Suzanne3Suzanne Scott Constantine is a new artist of Building 5 at the Workhouse Arts Center in Lorton Virginia. She creates political art of passion and power. Her solo show opens this Saturday, April 9th, from 6-9pm at the Workhouse Arts Center. Ms. Constantine, a writer as well as an artist, will give a talk on her paintings at this time, and will read passages that speak to her art. Here is her artist’s statement on this series of work….

Surveillance. It’s one of my obsessions. You can see it in my eyes: I draw them, I paint them, and I wear them embedded in necklaces and earrings. I convert into eyes objects in the world such as oval shaped boxes or discarded lamp globes. Sometimes my obsession takes the form of painting nude women in positions of submission, with disembodied eyes staring. At other times, it emerges as a strong nude female staring back, reclaiming the power of the objectifying gaze.

In the image here, my obsession with eyes merges with a painted blue eye that includes the names of some of the unarmed black men killed by police since 1999. That year is burned in my memory because of the public shock and outrage over the death of Amadou Diallo, an unarmed immigrant with no criminal record. Four NYPD officers shot him 41 times outside of his own home. We know his name, and some of the others, such as Trayvon Martin, Walter Scott, and Tamir Rice. I discovered the names of many more when I went on a mission to name all of the other unarmed men of color killed since Diallo’s murder. A shameful number of names filled up page after page in my oversized sketchbook. Although some of the names are duplicated in this painting for visual effect, I could not have written every name on this artwork.

Downward Spiral

Downward Spiral

What is the visual connection between the names and the single blue eye in the middle of the names? Students frequently ask that question. My response is, “Because it is I.” Even though the eye serves as a symbol of the gaze and of surveillance, it also connotes theThird Eye, the eye of intuition. According to some philosophical and religious traditions, the third eye is the gateway to forms of higher consciousness. In this painting I am calling on myself and others to allow ourselves to look deeply into the names of real men and boys and to see what is invisible to many people — the relationship between these killings and mass incarceration of black men for minor offenses. But pointing a finger only at police for the senseless killings and for mass incarceration of black men is too easy, and it lets the rest of us off the hook. That there are too many names to include in one small painting is indictment against me – and all of us.
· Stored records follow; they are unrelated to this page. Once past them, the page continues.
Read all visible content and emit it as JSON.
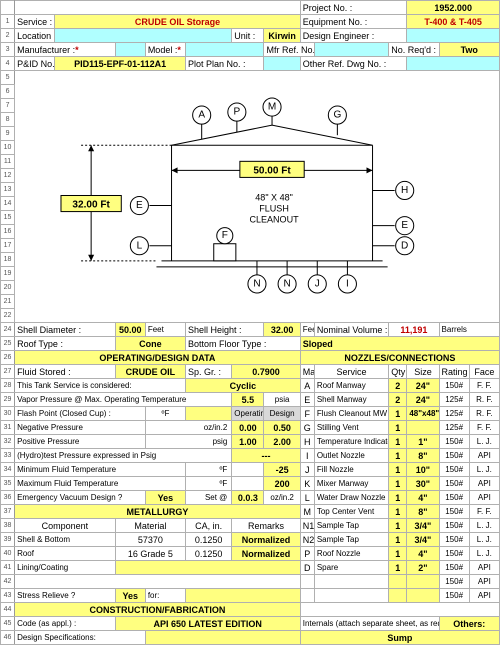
{
  "project_no_label": "Project No. :",
  "project_no": "1952.000",
  "service_label": "Service :",
  "service": "CRUDE OIL Storage",
  "equipment_no_label": "Equipment No. :",
  "equipment_no": "T-400 & T-405",
  "location_label": "Location :",
  "unit_label": "Unit :",
  "unit": "Kirwin",
  "design_eng_label": "Design Engineer :",
  "manufacturer_label": "Manufacturer :",
  "model_label": "Model :",
  "mfr_ref_label": "Mfr Ref. No. :",
  "no_reqd_label": "No. Req'd :",
  "no_reqd": "Two",
  "pid_label": "P&ID No. :",
  "pid": "PID115-EPF-01-112A1",
  "plotplan_label": "Plot Plan No. :",
  "other_ref_label": "Other Ref. Dwg No. :",
  "diagram": {
    "height_label": "32.00 Ft",
    "width_label": "50.00 Ft",
    "cleanout": "48\" X 48\"\nFLUSH\nCLEANOUT",
    "nodes": [
      "A",
      "P",
      "M",
      "G",
      "E",
      "H",
      "E",
      "L",
      "F",
      "N",
      "N",
      "J",
      "I",
      "D"
    ]
  },
  "shell_dia_label": "Shell Diameter :",
  "shell_dia": "50.00",
  "shell_dia_unit": "Feet",
  "shell_h_label": "Shell Height :",
  "shell_h": "32.00",
  "shell_h_unit": "Feet",
  "nom_vol_label": "Nominal Volume :",
  "nom_vol": "11,191",
  "nom_vol_unit": "Barrels",
  "roof_type_label": "Roof Type :",
  "roof_type": "Cone",
  "bottom_floor_label": "Bottom Floor Type :",
  "bottom_floor": "Sloped",
  "band_op": "OPERATING/DESIGN DATA",
  "band_noz": "NOZZLES/CONNECTIONS",
  "fluid_label": "Fluid Stored :",
  "fluid": "CRUDE OIL",
  "spgr_label": "Sp. Gr. :",
  "spgr": "0.7900",
  "col_mark": "Mark",
  "col_service": "Service",
  "col_qty": "Qty",
  "col_size": "Size",
  "col_rating": "Rating",
  "col_face": "Face",
  "r28": {
    "left": "This Tank Service is considered:",
    "val": "Cyclic"
  },
  "r29": {
    "left": "Vapor Pressure @ Max. Operating Temperature",
    "v": "5.5",
    "u": "psia"
  },
  "r30": {
    "left": "Flash Point (Closed Cup) :",
    "u": "ºF",
    "op": "Operating",
    "de": "Design"
  },
  "r31": {
    "left": "Negative Pressure",
    "u": "oz/in.2",
    "op": "0.00",
    "de": "0.50"
  },
  "r32": {
    "left": "Positive Pressure",
    "u": "psig",
    "op": "1.00",
    "de": "2.00"
  },
  "r33": {
    "left": "(Hydro)test Pressure expressed in Psig",
    "v": "---"
  },
  "r34": {
    "left": "Minimum Fluid Temperature",
    "u": "ºF",
    "v": "-25"
  },
  "r35": {
    "left": "Maximum Fluid Temperature",
    "u": "ºF",
    "v": "200"
  },
  "r36": {
    "left": "Emergency Vacuum Design ?",
    "yes": "Yes",
    "set": "Set @",
    "v": "0.0.3",
    "u": "oz/in.2"
  },
  "met_band": "METALLURGY",
  "met_hdr": {
    "c1": "Component",
    "c2": "Material",
    "c3": "CA, in.",
    "c4": "Remarks"
  },
  "r39": {
    "c1": "Shell & Bottom",
    "c2": "57370",
    "c3": "0.1250",
    "c4": "Normalized"
  },
  "r40": {
    "c1": "Roof",
    "c2": "16 Grade 5",
    "c3": "0.1250",
    "c4": "Normalized"
  },
  "r41": {
    "c1": "Lining/Coating"
  },
  "r43": {
    "c1": "Stress Relieve ?",
    "c2": "Yes",
    "c3": "for:"
  },
  "con_band": "CONSTRUCTION/FABRICATION",
  "r45": {
    "left": "Code (as appl.) :",
    "v": "API 650 LATEST EDITION",
    "right": "Internals (attach separate sheet, as req'd):",
    "oth": "Others:"
  },
  "r46": {
    "left": "Design Specifications:",
    "right": "Sump"
  },
  "noz": [
    {
      "m": "A",
      "s": "Roof Manway",
      "q": "2",
      "sz": "24\"",
      "r": "150#",
      "f": "F. F."
    },
    {
      "m": "E",
      "s": "Shell Manway",
      "q": "2",
      "sz": "24\"",
      "r": "125#",
      "f": "R. F."
    },
    {
      "m": "F",
      "s": "Flush Cleanout MW",
      "q": "1",
      "sz": "48\"x48\"",
      "r": "125#",
      "f": "R. F."
    },
    {
      "m": "G",
      "s": "Stilling Vent",
      "q": "1",
      "sz": "",
      "r": "125#",
      "f": "F. F."
    },
    {
      "m": "H",
      "s": "Temperature Indicator",
      "q": "1",
      "sz": "1\"",
      "r": "150#",
      "f": "L. J."
    },
    {
      "m": "I",
      "s": "Outlet Nozzle",
      "q": "1",
      "sz": "8\"",
      "r": "150#",
      "f": "API"
    },
    {
      "m": "J",
      "s": "Fill Nozzle",
      "q": "1",
      "sz": "10\"",
      "r": "150#",
      "f": "L. J."
    },
    {
      "m": "K",
      "s": "Mixer Manway",
      "q": "1",
      "sz": "30\"",
      "r": "150#",
      "f": "API"
    },
    {
      "m": "L",
      "s": "Water Draw Nozzle",
      "q": "1",
      "sz": "4\"",
      "r": "150#",
      "f": "API"
    },
    {
      "m": "M",
      "s": "Top Center Vent",
      "q": "1",
      "sz": "8\"",
      "r": "150#",
      "f": "F. F."
    },
    {
      "m": "N1",
      "s": "Sample Tap",
      "q": "1",
      "sz": "3/4\"",
      "r": "150#",
      "f": "L. J."
    },
    {
      "m": "N2",
      "s": "Sample Tap",
      "q": "1",
      "sz": "3/4\"",
      "r": "150#",
      "f": "L. J."
    },
    {
      "m": "P",
      "s": "Roof Nozzle",
      "q": "1",
      "sz": "4\"",
      "r": "150#",
      "f": "L. J."
    },
    {
      "m": "D",
      "s": "Spare",
      "q": "1",
      "sz": "2\"",
      "r": "150#",
      "f": "API"
    },
    {
      "m": "",
      "s": "",
      "q": "",
      "sz": "",
      "r": "150#",
      "f": "API"
    },
    {
      "m": "",
      "s": "",
      "q": "",
      "sz": "",
      "r": "150#",
      "f": "API"
    }
  ]
}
As Attorney and Professor Nikema Levy-Pound points out, we are all complicit in the institutions that allow the indiscriminate use of force against anyone, but especially those who are unarmed. We allowed the war on drugs that targeted poor inner city blacks, the build-up of military-style police forces, and the creation of the for-profit Prison Industrial Complex. In my created world of art, the eye becomes an I; as others observe the eye, the I becomes a We.

In the upside-down world of surveillance that has resulted in mass incarceration and untold numbers of black men (and women) killed, the eye in the painting also represents the revolutionary gaze, which has literally made the invisible visible. The intrusive security cameras in buildings, on streets, and in airports may have been used against marginalized people in the past, people without the social, political or economic capital to resist. But now, the gaze is in the hands of those marginalized, in the form of smart phones  recording photos and video that make it instantly onto social media.

Mouthpiece

Mouthpiece

So my obsession with surveillance becomes even more complicated as I applaud the revolutionary gaze of the smart phone camera and make art about the confirmed record of unarmed black men shot dead in the U.S. I acknowledge that I am more troubled by the objectifying gaze than by the anonymous surveillance from airport scanners and security cameras, which I have come to ignore. I also am far more troubled about search and surveillance procedures by authorities than I am about cameras in the hands of those subjected to search and surveillance. It’s about who controls the surveillance; who has the power, who does not.